Abstract

Introduction: CA19-9 has been reported as a significant predictor for poor prognosis of PDAC but the degree of its elevation could be interfered by obstructive jaundice. To evaluate the predictability of CA19-9 for OS of PDAC patients, we adjusted preoperative serum CA19-9 with liver enzyme levels. Methods: 563 patients undergoing surgery for PDAC in our center were reviewed. Preoperative parameters were recorded as well as OS, which began from the date of operation to that of death or last follow-up. Kaplan-Meier survival curves with log-rank test was applied.

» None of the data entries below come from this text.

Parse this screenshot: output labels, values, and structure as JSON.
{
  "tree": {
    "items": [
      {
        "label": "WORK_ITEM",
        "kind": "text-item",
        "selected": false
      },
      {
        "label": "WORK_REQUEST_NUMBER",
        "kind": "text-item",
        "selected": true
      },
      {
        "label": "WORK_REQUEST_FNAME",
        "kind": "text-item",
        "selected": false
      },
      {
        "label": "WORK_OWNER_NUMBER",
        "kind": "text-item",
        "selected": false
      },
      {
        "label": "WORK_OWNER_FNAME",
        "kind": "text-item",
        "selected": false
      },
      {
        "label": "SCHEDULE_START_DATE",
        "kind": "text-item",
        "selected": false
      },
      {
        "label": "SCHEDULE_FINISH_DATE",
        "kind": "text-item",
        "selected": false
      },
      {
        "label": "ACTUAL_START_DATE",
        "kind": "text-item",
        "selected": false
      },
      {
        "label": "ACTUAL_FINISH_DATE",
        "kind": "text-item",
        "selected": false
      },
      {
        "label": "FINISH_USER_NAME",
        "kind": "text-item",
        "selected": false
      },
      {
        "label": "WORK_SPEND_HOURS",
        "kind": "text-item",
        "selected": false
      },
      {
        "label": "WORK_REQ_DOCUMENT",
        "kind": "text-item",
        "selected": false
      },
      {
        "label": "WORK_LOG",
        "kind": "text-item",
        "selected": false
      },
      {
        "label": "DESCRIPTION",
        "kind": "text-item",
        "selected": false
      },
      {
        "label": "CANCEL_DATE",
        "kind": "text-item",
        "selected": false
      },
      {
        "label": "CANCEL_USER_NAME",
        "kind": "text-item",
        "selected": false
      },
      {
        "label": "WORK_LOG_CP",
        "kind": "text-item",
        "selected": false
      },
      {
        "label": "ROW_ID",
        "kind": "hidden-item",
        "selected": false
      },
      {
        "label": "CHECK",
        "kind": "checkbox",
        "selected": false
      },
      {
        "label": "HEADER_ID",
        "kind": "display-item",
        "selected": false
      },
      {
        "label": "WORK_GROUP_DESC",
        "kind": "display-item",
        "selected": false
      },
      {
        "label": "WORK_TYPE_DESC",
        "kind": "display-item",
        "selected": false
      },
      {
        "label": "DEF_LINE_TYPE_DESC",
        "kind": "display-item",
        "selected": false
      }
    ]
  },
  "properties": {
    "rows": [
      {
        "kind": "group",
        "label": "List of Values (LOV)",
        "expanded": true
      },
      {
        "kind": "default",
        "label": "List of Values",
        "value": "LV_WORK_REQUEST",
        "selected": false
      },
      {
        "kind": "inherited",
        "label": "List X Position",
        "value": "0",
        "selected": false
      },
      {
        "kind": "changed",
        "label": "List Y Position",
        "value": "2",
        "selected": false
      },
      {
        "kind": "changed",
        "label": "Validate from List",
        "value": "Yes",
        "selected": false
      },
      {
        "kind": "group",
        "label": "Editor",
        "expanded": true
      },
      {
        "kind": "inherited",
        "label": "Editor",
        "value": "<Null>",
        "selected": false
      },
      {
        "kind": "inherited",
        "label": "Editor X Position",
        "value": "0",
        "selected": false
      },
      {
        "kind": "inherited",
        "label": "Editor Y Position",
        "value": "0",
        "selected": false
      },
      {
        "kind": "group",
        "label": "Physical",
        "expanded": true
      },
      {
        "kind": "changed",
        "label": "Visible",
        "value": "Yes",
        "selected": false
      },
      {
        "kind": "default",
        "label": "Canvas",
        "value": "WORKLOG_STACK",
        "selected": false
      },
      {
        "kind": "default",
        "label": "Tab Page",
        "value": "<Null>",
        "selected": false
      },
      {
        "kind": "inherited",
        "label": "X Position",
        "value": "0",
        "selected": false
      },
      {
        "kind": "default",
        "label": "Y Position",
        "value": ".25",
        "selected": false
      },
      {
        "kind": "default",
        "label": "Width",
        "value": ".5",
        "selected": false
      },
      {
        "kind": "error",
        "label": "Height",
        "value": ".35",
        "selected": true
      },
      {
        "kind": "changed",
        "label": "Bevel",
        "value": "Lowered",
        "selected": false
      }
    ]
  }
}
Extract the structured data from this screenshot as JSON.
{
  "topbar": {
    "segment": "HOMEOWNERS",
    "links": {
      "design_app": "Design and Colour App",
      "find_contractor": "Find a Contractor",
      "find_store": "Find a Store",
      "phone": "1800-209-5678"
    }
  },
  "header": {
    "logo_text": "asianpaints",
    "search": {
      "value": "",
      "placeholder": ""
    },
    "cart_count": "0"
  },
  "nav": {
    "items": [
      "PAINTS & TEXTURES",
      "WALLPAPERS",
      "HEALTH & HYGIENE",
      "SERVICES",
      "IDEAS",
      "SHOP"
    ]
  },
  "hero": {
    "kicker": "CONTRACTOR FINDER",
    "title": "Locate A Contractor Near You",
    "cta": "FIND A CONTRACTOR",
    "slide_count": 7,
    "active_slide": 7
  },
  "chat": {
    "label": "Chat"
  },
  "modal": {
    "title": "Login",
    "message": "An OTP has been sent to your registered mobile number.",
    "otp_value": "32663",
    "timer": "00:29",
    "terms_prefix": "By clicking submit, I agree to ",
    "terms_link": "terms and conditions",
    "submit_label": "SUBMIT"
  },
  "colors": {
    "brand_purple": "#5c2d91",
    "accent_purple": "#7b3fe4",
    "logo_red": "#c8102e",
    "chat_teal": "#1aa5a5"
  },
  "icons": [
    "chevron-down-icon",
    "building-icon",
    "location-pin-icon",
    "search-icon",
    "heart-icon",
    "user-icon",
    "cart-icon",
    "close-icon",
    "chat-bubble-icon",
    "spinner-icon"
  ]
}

Results: The MST was 17.767 months. We used 39/390/1000 as cutoff values of preoperative CA19-9 and Kaplan-Meier survival analysis illustrated significantly different prognosis among patients with TBIL < 102.6 μmol/L (P < 0.001, MST = NR/19.533/15.067/11.200 months). However, this tendency disappeared (P = 0.086) when TBIL >=102.6 μmol/L. We adjusted the CA19-9 level by dividing it by the value of preoperative serumγ-GGT and AST. The optimal cut off values of CA19-9/γ-GGT and CA19-9/ASTwere 0.4 and 0.5, respectively.Value 0 was assigned to the ratio lower than the cutoff value while value 1 to the higher. Add up the values and we found that patients who got 0 tended to have significantly better survival than those valued 1, and patients scored 2 showed the worst survival (P < 0.001, MST = 33.467/17.867/9.800 months). Conclusion: Preoperative serum CA19-9 is a defective predictor for survival of PDAC patients with TBIL ≥102.6 μmol/L but this could be adjusted well by the ratio of CA19-9 to γ-GGT and AST.